WITH RECURSIVE one_hundred (N) AS (
  SELECT 1
  UNION ALL
  SELECT N+1 FROM one_hundred WHERE N < 100
),
randomized (RANDOM_VALUE) AS (
  SELECT RAND() AS SORT_ORDER
  FROM one_hundred
)
SELECT COUNT(*)
FROM randomized
WHERE RANDOM_VALUE <= 0.1;

This query should return 10 on average. Instead, it returns 1 on average, apparently because it is applying the WHERE clause to both the originally generated RAND() value and to the additional value generated in the outer query.
[1 Jul 2020 8:10] Guilhem Bichot
Hello Mr Granahan. I do get 10 on average.
And EXPLAIN looks correct:
mysql> explain format=tree WITH RECURSIVE one_hundred (N) AS (   SELECT 1   UNION ALL   SELECT N+1 FROM one_hundred WHERE N < 100 ), randomized (RANDOM_VALUE) AS (   SELECT RAND() AS SORT_ORDER   FROM one_hundred ) SELECT COUNT(*) FROM randomized WHERE RANDOM_VALUE <= 0.1;

| -> Aggregate: count(0)
    -> Filter: (rand() <= 0.1)
        -> Table scan on one_hundred  (cost=2.84 rows=3)
            -> Materialize recursive CTE one_hundred
                -> Rows fetched before execution  (cost=0.00 rows=1)
                -> Repeat until convergence
                    -> Filter: (one_hundred.N < 100)  (cost=2.73 rows=1)
                        -> Scan new records on one_hundred  (cost=2.73 rows=2)

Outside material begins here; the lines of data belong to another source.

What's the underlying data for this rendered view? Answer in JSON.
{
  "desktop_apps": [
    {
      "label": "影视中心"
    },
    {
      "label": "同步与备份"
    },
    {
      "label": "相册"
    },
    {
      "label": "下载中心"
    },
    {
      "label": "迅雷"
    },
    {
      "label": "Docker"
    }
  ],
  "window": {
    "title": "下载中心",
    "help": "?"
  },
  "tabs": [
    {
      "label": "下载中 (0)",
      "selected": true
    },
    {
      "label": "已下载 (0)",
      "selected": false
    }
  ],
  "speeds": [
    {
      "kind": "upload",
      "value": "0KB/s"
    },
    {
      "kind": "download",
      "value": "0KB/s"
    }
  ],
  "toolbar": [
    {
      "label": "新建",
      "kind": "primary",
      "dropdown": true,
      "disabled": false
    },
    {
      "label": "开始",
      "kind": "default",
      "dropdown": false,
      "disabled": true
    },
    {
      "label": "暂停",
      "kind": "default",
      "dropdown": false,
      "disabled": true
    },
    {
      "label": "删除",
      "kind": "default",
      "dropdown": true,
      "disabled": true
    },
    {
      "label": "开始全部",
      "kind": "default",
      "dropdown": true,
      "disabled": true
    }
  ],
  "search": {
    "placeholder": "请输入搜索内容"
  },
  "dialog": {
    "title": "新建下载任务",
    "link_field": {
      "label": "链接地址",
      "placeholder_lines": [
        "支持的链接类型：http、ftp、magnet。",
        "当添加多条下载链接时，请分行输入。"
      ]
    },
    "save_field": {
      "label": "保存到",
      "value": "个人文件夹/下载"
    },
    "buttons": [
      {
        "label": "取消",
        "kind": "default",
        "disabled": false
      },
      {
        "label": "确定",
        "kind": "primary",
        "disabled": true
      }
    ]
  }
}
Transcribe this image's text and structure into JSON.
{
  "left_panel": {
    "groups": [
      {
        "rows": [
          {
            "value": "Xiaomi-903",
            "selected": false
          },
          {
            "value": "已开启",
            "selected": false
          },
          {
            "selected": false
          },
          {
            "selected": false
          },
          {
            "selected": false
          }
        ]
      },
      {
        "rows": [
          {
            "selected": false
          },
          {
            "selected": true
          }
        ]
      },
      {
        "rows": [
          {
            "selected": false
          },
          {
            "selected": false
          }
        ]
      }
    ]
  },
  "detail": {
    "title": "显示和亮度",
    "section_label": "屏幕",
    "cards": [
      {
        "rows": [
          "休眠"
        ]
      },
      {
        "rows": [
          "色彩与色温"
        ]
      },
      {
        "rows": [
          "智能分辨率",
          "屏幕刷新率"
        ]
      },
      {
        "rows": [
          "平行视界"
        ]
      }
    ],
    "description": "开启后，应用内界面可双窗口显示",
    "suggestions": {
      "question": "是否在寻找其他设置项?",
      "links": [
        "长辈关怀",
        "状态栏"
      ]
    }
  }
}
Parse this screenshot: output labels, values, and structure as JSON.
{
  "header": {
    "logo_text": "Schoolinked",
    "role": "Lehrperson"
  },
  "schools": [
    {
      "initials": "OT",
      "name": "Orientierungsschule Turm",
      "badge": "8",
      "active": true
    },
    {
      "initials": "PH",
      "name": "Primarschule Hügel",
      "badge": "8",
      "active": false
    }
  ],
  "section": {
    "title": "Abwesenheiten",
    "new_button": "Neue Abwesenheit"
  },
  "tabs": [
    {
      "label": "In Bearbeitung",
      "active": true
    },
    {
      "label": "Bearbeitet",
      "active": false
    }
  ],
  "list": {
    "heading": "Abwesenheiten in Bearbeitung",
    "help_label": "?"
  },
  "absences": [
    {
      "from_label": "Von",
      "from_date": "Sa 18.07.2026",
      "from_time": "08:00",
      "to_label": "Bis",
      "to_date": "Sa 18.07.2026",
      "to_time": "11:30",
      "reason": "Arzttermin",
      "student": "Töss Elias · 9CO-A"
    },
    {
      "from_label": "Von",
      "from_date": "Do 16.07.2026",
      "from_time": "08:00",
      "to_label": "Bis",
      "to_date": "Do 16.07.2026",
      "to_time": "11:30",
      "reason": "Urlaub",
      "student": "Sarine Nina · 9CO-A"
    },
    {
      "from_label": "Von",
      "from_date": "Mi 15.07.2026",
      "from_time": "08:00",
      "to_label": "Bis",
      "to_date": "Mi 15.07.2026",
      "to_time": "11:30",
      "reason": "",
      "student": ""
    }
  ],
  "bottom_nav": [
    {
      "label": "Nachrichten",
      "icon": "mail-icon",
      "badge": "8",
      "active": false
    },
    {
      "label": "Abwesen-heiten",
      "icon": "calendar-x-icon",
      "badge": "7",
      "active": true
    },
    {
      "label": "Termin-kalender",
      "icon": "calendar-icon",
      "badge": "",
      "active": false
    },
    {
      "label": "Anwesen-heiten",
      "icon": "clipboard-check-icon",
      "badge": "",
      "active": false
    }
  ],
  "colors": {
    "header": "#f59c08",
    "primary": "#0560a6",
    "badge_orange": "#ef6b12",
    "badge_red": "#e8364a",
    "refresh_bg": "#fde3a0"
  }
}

Could you please post here: your version of MySQL, and the output of EXPLAIN FORMAT=TREE like above, and also run EXPLAIN FORMAT=TRADITIONAL and immediately after, run SHOW WARNINGS and post all output here?
[1 Jul 2020 13:10] Christopher Granahan
I have confirmed that the specific case that I described does not affect recent versions; please disregard.